ユーザーがアンビエント デバイスを設定し、Google フォトでメディアソースを選択すると、アプリはそれらのメディア アイテムを一覧表示して取得し、表示できるようになります。
始める前に
- デバイスのセットアップを確認する: ユーザーのデバイスを作成して構成していることを確認します。
- Ambient API フローを理解する: Ambient API フローを確認して、プロセス全体、特に
mediaSourcesSetのポーリングを含むステップを理解します。
mediaSourcesSet のアンケート
デバイスのメディア アイテムを一覧表示するには、ユーザーが Google フォトアプリ内で、アプリと共有する写真を選択している必要があります。アプリは、この選択が行われたタイミングを判断するために、デバイスをポーリングする必要があります。
特定の deviceId の devices.get メソッドを定期的に呼び出します。AmbientDevice レスポンスの mediaSourcesSet フィールドをモニタリングします。最初は false になります。ユーザーがメディアソースを正常に選択すると、このフィールドは true に変わります。
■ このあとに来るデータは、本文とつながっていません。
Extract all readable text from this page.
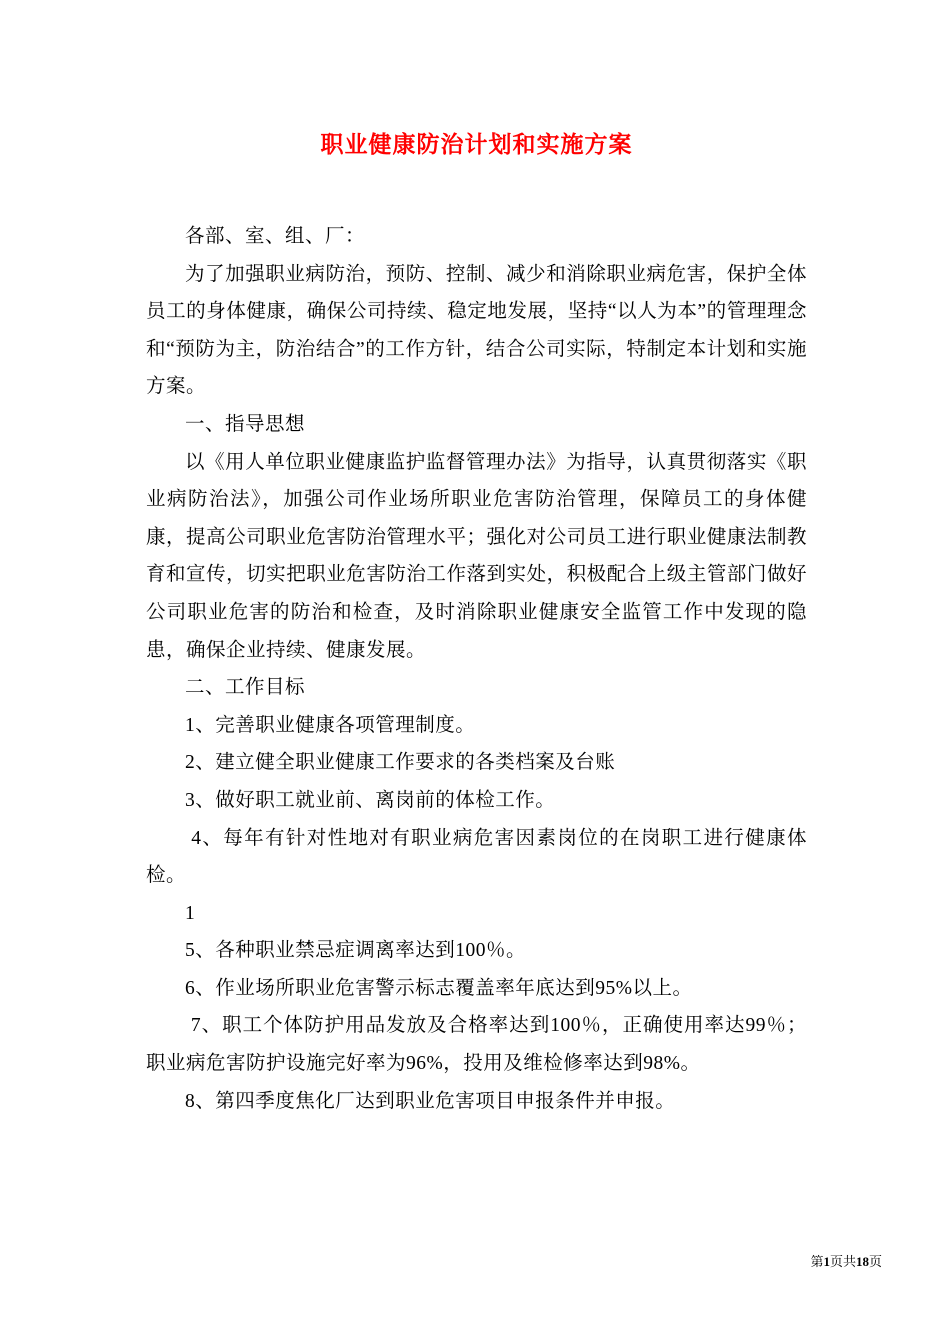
职业健康防治计划和实施方案

各部、室、组、厂：

为了加强职业病防治，预防、控制、减少和消除职业病危害，保护全体员工的身体健康，确保公司持续、稳定地发展，坚持“以人为本”的管理理念和“预防为主，防治结合”的工作方针，结合公司实际，特制定本计划和实施方案。

一、指导思想

以《用人单位职业健康监护监督管理办法》为指导，认真贯彻落实《职业病防治法》，加强公司作业场所职业危害防治管理，保障员工的身体健康，提高公司职业危害防治管理水平；强化对公司员工进行职业健康法制教育和宣传，切实把职业危害防治工作落到实处，积极配合上级主管部门做好公司职业危害的防治和检查，及时消除职业健康安全监管工作中发现的隐患，确保企业持续、健康发展。

二、工作目标

1、完善职业健康各项管理制度。

2、建立健全职业健康工作要求的各类档案及台账

3、做好职工就业前、离岗前的体检工作。

4、每年有针对性地对有职业病危害因素岗位的在岗职工进行健康体检。

1

5、各种职业禁忌症调离率达到100％。

6、作业场所职业危害警示标志覆盖率年底达到95%以上。

7、职工个体防护用品发放及合格率达到100％，正确使用率达99％；职业病危害防护设施完好率为96%，投用及维检修率达到98%。

8、第四季度焦化厂达到职业危害项目申报条件并申报。

第1页共18页
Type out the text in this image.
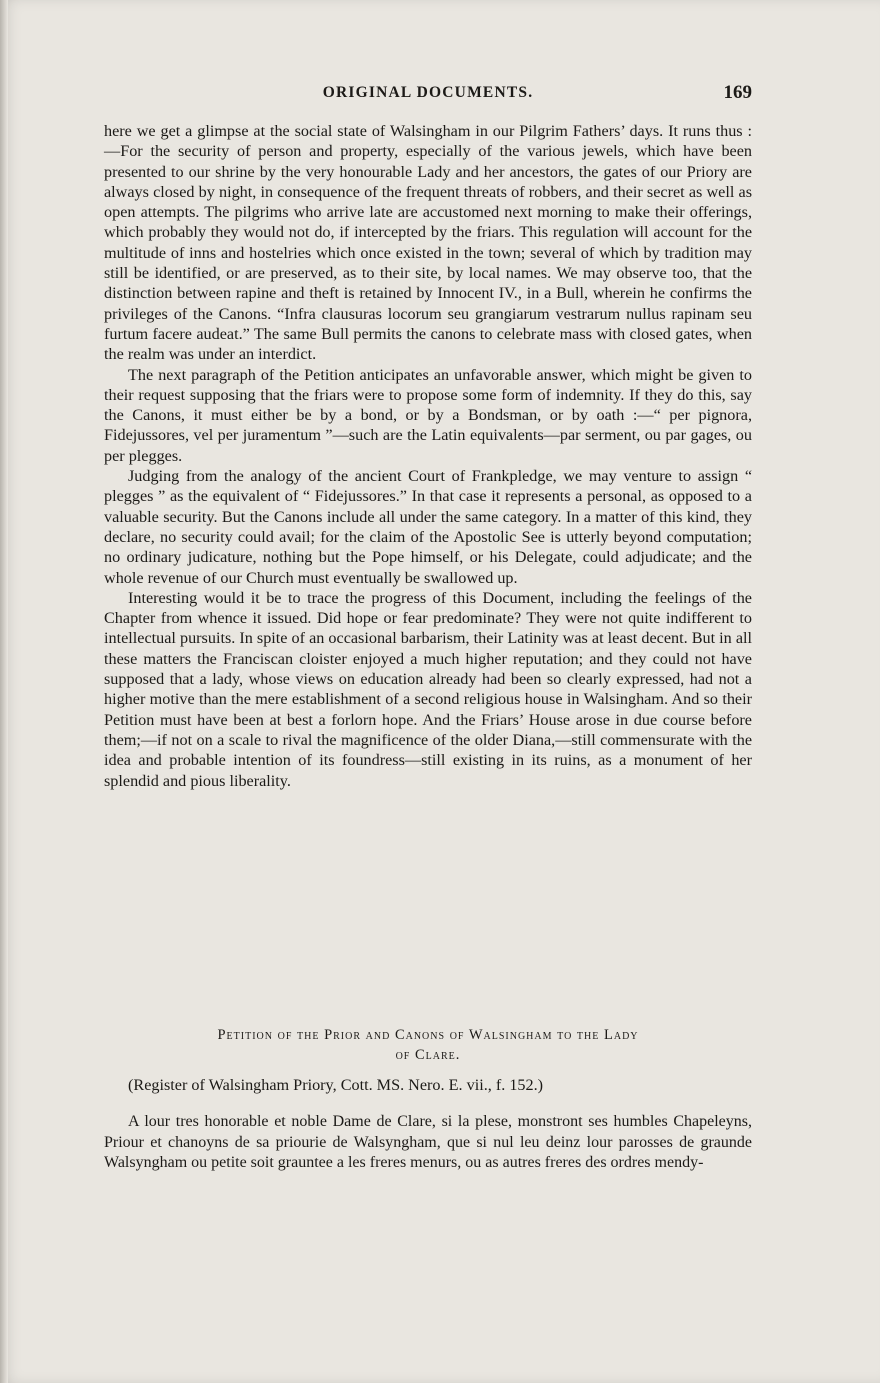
ORIGINAL DOCUMENTS.	169

here we get a glimpse at the social state of Walsingham in our Pilgrim Fathers’ days. It runs thus :—For the security of person and property, especially of the various jewels, which have been presented to our shrine by the very honourable Lady and her ancestors, the gates of our Priory are always closed by night, in consequence of the frequent threats of robbers, and their secret as well as open attempts. The pilgrims who arrive late are accustomed next morning to make their offerings, which probably they would not do, if intercepted by the friars. This regulation will account for the multitude of inns and hostelries which once existed in the town; several of which by tradition may still be identified, or are preserved, as to their site, by local names. We may observe too, that the distinction between rapine and theft is retained by Innocent IV., in a Bull, wherein he confirms the privileges of the Canons. “Infra clausuras locorum seu grangiarum vestrarum nullus rapinam seu furtum facere audeat.” The same Bull permits the canons to celebrate mass with closed gates, when the realm was under an interdict.

The next paragraph of the Petition anticipates an unfavorable answer, which might be given to their request supposing that the friars were to propose some form of indemnity. If they do this, say the Canons, it must either be by a bond, or by a Bondsman, or by oath :—“ per pignora, Fidejussores, vel per juramentum ”—such are the Latin equivalents—par serment, ou par gages, ou per plegges.

Judging from the analogy of the ancient Court of Frankpledge, we may venture to assign “ plegges ” as the equivalent of “ Fidejussores.” In that case it represents a personal, as opposed to a valuable security. But the Canons include all under the same category. In a matter of this kind, they declare, no security could avail; for the claim of the Apostolic See is utterly beyond computation; no ordinary judicature, nothing but the Pope himself, or his Delegate, could adjudicate; and the whole revenue of our Church must eventually be swallowed up.

Interesting would it be to trace the progress of this Document, including the feelings of the Chapter from whence it issued. Did hope or fear predominate? They were not quite indifferent to intellectual pursuits. In spite of an occasional barbarism, their Latinity was at least decent. But in all these matters the Franciscan cloister enjoyed a much higher reputation; and they could not have supposed that a lady, whose views on education already had been so clearly expressed, had not a higher motive than the mere establishment of a second religious house in Walsingham. And so their Petition must have been at best a forlorn hope. And the Friars’ House arose in due course before them;—if not on a scale to rival the magnificence of the older Diana,—still commensurate with the idea and probable intention of its foundress—still existing in its ruins, as a monument of her splendid and pious liberality.

Petition of the Prior and Canons of Walsingham to the Lady
of Clare.
(Register of Walsingham Priory, Cott. MS. Nero. E. vii., f. 152.)
A lour tres honorable et noble Dame de Clare, si la plese, monstront ses humbles Chapeleyns, Priour et chanoyns de sa priourie de Walsyngham, que si nul leu deinz lour parosses de graunde Walsyngham ou petite soit grauntee a les freres menurs, ou as autres freres des ordres mendy-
AmbientDevice レスポンスには、ポーリング頻度のガイドラインとして使用する pollInterval を含む pollingConfig が含まれています。
メディア アイテムの一覧表示
デバイスの mediaSourcesSet が true になったら、ユーザーが選択したメディア アイテムの取得を開始できます。
mediaItems.listエンドポイントを使用する:https://photosambient.googleapis.com/v1/mediaItemsに GET リクエストを送信し、パスにdeviceIdを指定します。ページネーションを処理する(必要な場合): レスポンスがページネーションされている場合があります。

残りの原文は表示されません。